Planète

Bien-être animal, rémunération des agriculteurs... bientôt une note pour nos aliments

Par I Publié le 6 Mars 2018

Lancée au Salon International de l'Agriculture le 28 février, l'association Ferme France entend mettre en place un nouvel étiquetage alimentaire encourageant les bonnes pratiques écologiques et sociétales dans l'industrie agro-alimentaire.


L'association Ferme France entend mettre en avant les produits issus d'une agriculture responsable. (Crédit : Wikimedia Commons)
L'association Ferme France entend mettre en avant les produits issus d'une agriculture responsable. (Crédit : Wikimedia Commons)
Les géants de l’agro-alimentaire peuvent-ils produire de façon écologique et socialement responsable ? Oui, si l’on en croit François Attali, président de Ferme France.
 
Lancée le 28 février au Salon International de l’Agriculture, cette association qui rassemble déjà les groupes Sodebo, Fleury-Michon, Auchan, Terrena et Advitam, a pour but de définir un ensemble de bonnes pratiques pour la filière. Ainsi qu’un nouvel étiquetage des produits pour faciliter les choix des consommateurs.
"Notre objectif c’est de rassembler tous les acteurs de l’agro alimentaire, des producteurs agricoles jusqu’aux acteurs de la transformation et de la distribution. Et de définir ensemble les progrès que l’on souhaite  adopter", explique à We Demain François Attali.
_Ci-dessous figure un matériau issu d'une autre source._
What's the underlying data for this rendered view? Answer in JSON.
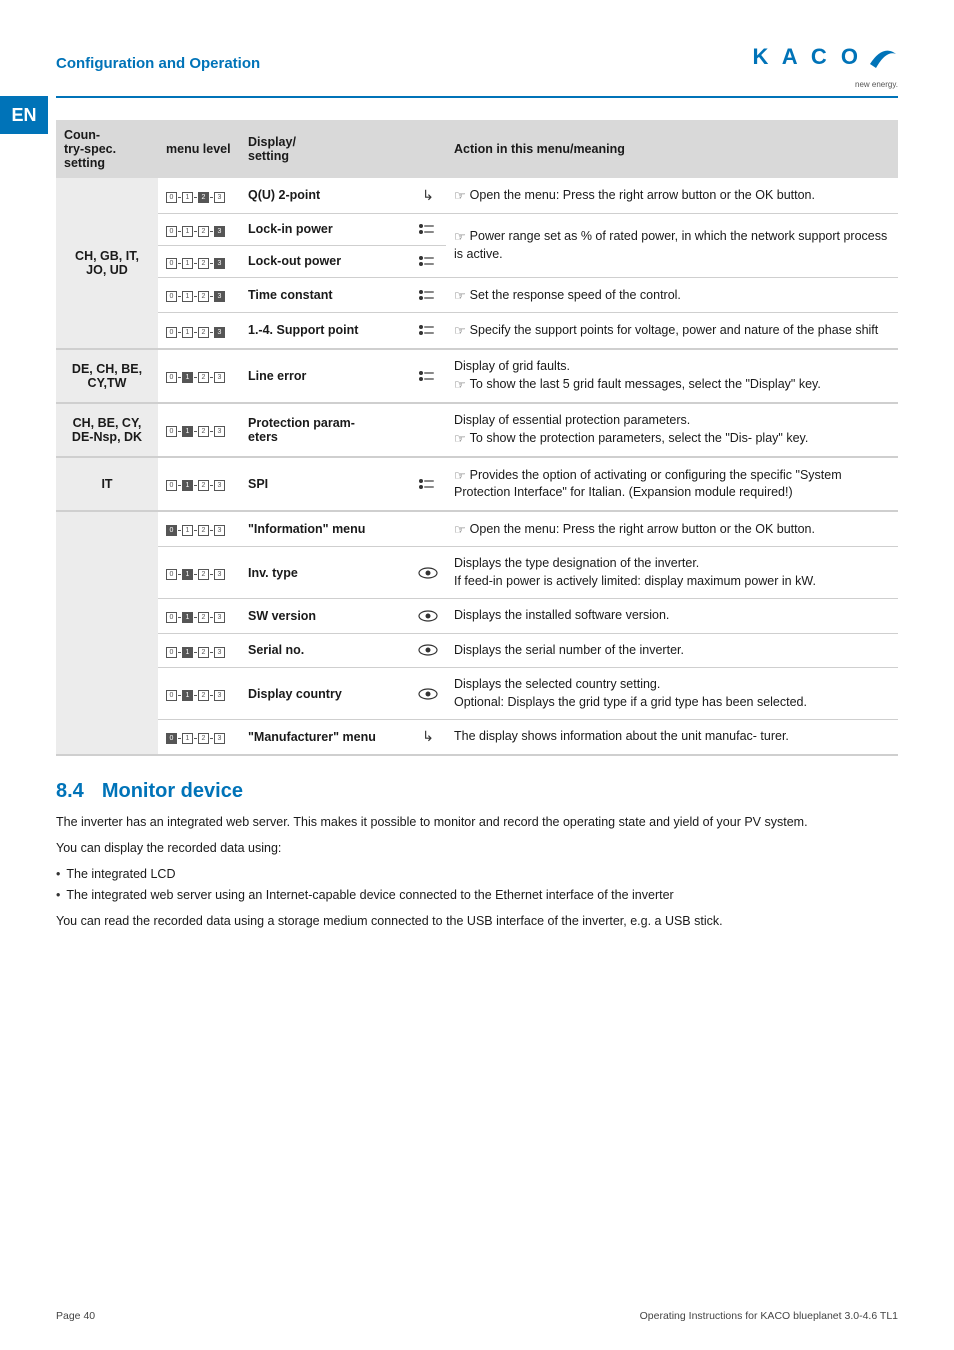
{
  "header": {
    "section": "Configuration and Operation",
    "lang_tab": "EN",
    "logo_text": "K A C O",
    "logo_sub": "new energy."
  },
  "table": {
    "head": {
      "c1": "Coun-\ntry-spec. setting",
      "c2": "menu level",
      "c3": "Display/\nsetting",
      "c4": "Action in this menu/meaning"
    },
    "groups": [
      {
        "country": "CH, GB, IT, JO,  UD",
        "rows": [
          {
            "level": [
              0,
              1,
              2,
              3
            ],
            "active": 2,
            "disp": "Q(U) 2-point",
            "icon": "arrow",
            "action_hand": true,
            "action": "Open the menu: Press the right arrow button or the OK button."
          },
          {
            "level": [
              0,
              1,
              2,
              3
            ],
            "active": 3,
            "disp": "Lock-in power",
            "icon": "slider",
            "action_hand": true,
            "action": "Power range set as % of rated power, in which the network support process is active.",
            "merge_down": true
          },
          {
            "level": [
              0,
              1,
              2,
              3
            ],
            "active": 3,
            "disp": "Lock-out power",
            "icon": "slider",
            "merged": true
          },
          {
            "level": [
              0,
              1,
              2,
              3
            ],
            "active": 3,
            "disp": "Time constant",
            "icon": "slider",
            "action_hand": true,
            "action": "Set the response speed of the control."
          },
          {
            "level": [
              0,
              1,
              2,
              3
            ],
            "active": 3,
            "disp": "1.-4. Support point",
            "icon": "slider",
            "action_hand": true,
            "action": "Specify the support points for voltage, power and nature of the phase shift"
          }
        ]
      },
      {
        "country": "DE, CH, BE, CY,TW",
        "rows": [
          {
            "level": [
              0,
              1,
              2,
              3
            ],
            "active": 1,
            "disp": "Line error",
            "icon": "slider",
            "action_pre": "Display of grid faults.",
            "action_hand": true,
            "action": "To show the last 5 grid fault messages, select the \"Display\" key."
          }
        ]
      },
      {
        "country": "CH, BE, CY, DE-Nsp, DK",
        "rows": [
          {
            "level": [
              0,
              1,
              2,
              3
            ],
            "active": 1,
            "disp": "Protection param-\neters",
            "icon": "",
            "action_pre": "Display of essential protection parameters.",
            "action_hand": true,
            "action": "To show the protection parameters, select the \"Dis-\nplay\" key."
          }
        ]
      },
      {
        "country": "IT",
        "rows": [
          {
            "level": [
              0,
              1,
              2,
              3
            ],
            "active": 1,
            "disp": "SPI",
            "icon": "slider",
            "action_hand": true,
            "action": "Provides the option of activating or configuring the specific \"System Protection Interface\" for Italian. (Expansion module required!)"
          }
        ]
      },
      {
        "country": "",
        "rows": [
          {
            "level": [
              0,
              1,
              2,
              3
            ],
            "active": 0,
            "disp": "\"Information\" menu",
            "icon": "",
            "action_hand": true,
            "action": "Open the menu: Press the right arrow button or the OK button."
          },
          {
            "level": [
              0,
              1,
              2,
              3
            ],
            "active": 1,
            "disp": "Inv. type",
            "icon": "eye",
            "action_pre": "Displays the type designation of the inverter.",
            "action": "If feed-in power is actively limited: display maximum power in kW."
          },
          {
            "level": [
              0,
              1,
              2,
              3
            ],
            "active": 1,
            "disp": "SW version",
            "icon": "eye",
            "action": "Displays the installed software version."
          },
          {
            "level": [
              0,
              1,
              2,
              3
            ],
            "active": 1,
            "disp": "Serial no.",
            "icon": "eye",
            "action": "Displays the serial number of the inverter."
          },
          {
            "level": [
              0,
              1,
              2,
              3
            ],
            "active": 1,
            "disp": "Display country",
            "icon": "eye",
            "action_lines": [
              "Displays the selected country setting.",
              "Optional: Displays the grid type if a grid type has been selected."
            ]
          },
          {
            "level": [
              0,
              1,
              2,
              3
            ],
            "active": 0,
            "disp": "\"Manufacturer\" menu",
            "icon": "arrow",
            "action": "The display shows information about the unit manufac-\nturer."
          }
        ]
      }
    ]
  },
  "section84": {
    "heading_num": "8.4",
    "heading": "Monitor device",
    "p1": "The inverter has an integrated web server. This makes it possible to monitor and record the operating state and yield of your PV system.",
    "p2": "You can display the recorded data using:",
    "b1": "The integrated LCD",
    "b2": "The integrated web server using an Internet-capable device connected to the Ethernet interface of the inverter",
    "p3": "You can read the recorded data using a storage medium connected to the USB interface of the inverter, e.g. a USB stick."
  },
  "footer": {
    "left": "Page 40",
    "right": "Operating Instructions for KACO blueplanet 3.0-4.6 TL1"
  },
  "colors": {
    "blue": "#0073b8",
    "grey_head": "#d9d9d9",
    "grey_cell": "#ececec",
    "rule": "#cfcfcf"
  }
}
Concrètement, chaque produit en supermarché se verra attribuer d’ici 2019 une note sur 100, élaborée à partir de sept critères : bien-être animal, rémunération des agriculteurs, traçabilité des produits, nutrition-santé, réduction et alternatives aux phytosanitaires, protection-restauration de l’environnement, du climat et de la biodiversité et contribution au bien commun.
 

Un "étiquetage sociétal" qui ne devrait pas faire concurrences aux labels existants, tels que le Bio ou le Label Rouge, car ceux-ci seront inclus dans le calcul de la note finale.
"Le problème du Nutri-Score est qu’il ne dit rien du prix payé aux éleveurs. De même, la certification bio ne s’intéresse pas à la teneur en matières grasses d’un aliment. En regroupant tous ces indicateurs au sein d’une note unique, on obtient un outil précieux pour le consommateur", détaille François Attali.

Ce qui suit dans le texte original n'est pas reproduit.